Another possible method by which free text descriptions from crime reports can be standardized is through the use of a text mining tool. Text mining software can extract free form text summaries as found on crime reports and create major categories. This is one possible solution in situations where there are a voluminous number of historical crime reports.



2.18 Bibliography

Business Week, (June 5, 2002) "The Intensifying Scrutiny at Airports."

Mena, J. (1999) Data Mining Your Website, Boston: Digital Press.

Mena, J. (2001) Web Mining for Profit, Boston: Digital Press.

Pyle, D. (1999) Data Preparation for Data Mining, San Francisco: Morgan Kaufmann Publishers, Inc.

Stout, R. (1997) Web Site Stats, Berkeley: Osborne McGraw-Hill.

St. Laurent, S. (1998) Cookies, New York: McGraw-Hill.
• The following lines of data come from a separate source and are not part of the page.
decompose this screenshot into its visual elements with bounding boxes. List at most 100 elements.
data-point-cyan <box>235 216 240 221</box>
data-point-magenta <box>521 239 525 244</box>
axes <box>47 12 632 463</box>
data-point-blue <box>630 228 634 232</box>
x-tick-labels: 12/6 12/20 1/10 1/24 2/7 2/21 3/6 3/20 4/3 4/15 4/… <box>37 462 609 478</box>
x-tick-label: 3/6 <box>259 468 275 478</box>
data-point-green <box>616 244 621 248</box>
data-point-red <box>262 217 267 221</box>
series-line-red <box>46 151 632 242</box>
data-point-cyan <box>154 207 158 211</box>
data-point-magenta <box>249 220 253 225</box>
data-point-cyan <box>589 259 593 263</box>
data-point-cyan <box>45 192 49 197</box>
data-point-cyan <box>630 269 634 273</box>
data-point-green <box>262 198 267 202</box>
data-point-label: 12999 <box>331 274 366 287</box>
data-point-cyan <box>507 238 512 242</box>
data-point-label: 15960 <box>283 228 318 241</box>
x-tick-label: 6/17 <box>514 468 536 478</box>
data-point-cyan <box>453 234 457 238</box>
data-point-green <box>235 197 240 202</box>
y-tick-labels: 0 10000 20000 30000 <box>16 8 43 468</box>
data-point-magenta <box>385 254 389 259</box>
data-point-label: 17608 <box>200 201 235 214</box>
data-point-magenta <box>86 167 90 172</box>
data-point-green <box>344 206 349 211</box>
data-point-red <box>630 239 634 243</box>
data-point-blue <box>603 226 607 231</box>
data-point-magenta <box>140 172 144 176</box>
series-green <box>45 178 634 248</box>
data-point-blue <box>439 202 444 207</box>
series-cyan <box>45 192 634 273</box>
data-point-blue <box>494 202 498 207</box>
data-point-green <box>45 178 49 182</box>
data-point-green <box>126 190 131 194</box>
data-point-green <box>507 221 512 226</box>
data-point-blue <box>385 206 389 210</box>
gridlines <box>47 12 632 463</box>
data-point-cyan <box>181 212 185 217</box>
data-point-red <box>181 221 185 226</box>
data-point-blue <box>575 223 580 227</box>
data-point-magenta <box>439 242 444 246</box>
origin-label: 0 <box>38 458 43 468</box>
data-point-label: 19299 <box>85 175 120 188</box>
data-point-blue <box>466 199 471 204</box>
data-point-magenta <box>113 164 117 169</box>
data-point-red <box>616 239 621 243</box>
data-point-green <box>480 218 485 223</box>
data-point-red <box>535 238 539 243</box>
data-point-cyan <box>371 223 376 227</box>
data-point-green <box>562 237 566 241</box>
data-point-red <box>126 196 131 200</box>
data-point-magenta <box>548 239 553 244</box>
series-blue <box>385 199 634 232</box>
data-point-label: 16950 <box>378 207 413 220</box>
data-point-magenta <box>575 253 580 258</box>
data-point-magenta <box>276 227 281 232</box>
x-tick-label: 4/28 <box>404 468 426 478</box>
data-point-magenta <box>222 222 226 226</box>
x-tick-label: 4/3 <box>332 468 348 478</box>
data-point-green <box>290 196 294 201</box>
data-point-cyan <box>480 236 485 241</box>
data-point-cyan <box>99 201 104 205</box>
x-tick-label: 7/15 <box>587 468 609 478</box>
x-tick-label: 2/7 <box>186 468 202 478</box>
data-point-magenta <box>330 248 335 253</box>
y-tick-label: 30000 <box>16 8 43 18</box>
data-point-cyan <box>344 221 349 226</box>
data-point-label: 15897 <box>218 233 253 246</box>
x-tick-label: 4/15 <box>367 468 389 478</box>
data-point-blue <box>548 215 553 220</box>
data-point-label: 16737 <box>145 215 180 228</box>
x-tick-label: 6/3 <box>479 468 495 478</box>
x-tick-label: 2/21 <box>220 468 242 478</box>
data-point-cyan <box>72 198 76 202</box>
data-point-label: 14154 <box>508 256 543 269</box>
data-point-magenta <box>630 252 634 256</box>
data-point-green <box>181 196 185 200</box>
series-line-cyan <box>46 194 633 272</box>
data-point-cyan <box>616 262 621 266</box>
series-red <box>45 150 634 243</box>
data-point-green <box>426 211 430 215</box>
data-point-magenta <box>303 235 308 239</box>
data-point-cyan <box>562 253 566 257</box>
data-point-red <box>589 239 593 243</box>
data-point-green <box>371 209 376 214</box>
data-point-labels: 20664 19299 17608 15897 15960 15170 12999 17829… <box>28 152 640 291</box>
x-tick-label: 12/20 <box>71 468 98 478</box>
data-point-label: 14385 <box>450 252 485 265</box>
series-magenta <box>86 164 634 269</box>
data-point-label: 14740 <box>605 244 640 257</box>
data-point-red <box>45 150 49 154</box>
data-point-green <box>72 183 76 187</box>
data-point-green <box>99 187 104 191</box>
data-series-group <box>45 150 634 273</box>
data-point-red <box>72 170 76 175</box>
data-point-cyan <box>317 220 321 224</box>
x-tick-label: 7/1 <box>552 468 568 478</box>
Chapter 3: Link Analysis: Visualizing Associations

3.1 How Link Analysis Works

Seeing the criminal associations hidden among all of the commercial and government databases is like finding the proverbial needle in the haystack. And that is where data mining technologies like link analysis can be employed by law enforcement investigators and intelligence analysts to help them examine graphically the anomalies and inconsistencies and connect networks of relationships and contacts hidden in the data. Link analysis is the first level by which networks of people, places, organizations, vehicles, bank accounts, telephone numbers, e-mail addresses, and other tangible entities can be discovered, linked, assembled, examined, detected, and analyzed.

Effectively combining multiple sources of data can lead law enforcement investigators and government analysts to discover patterns to help them be more proactive in their investigations. Link analysis is a good start in mapping terrorist activity and criminal intelligence by visualizing associations between entities and events. Link analysis often involves seeing via a chart or map the associations between suspects and locations, whether physical or on a network or the Internet. The technology is often used to answer such questions as who knows whom and when and where have they been in contact?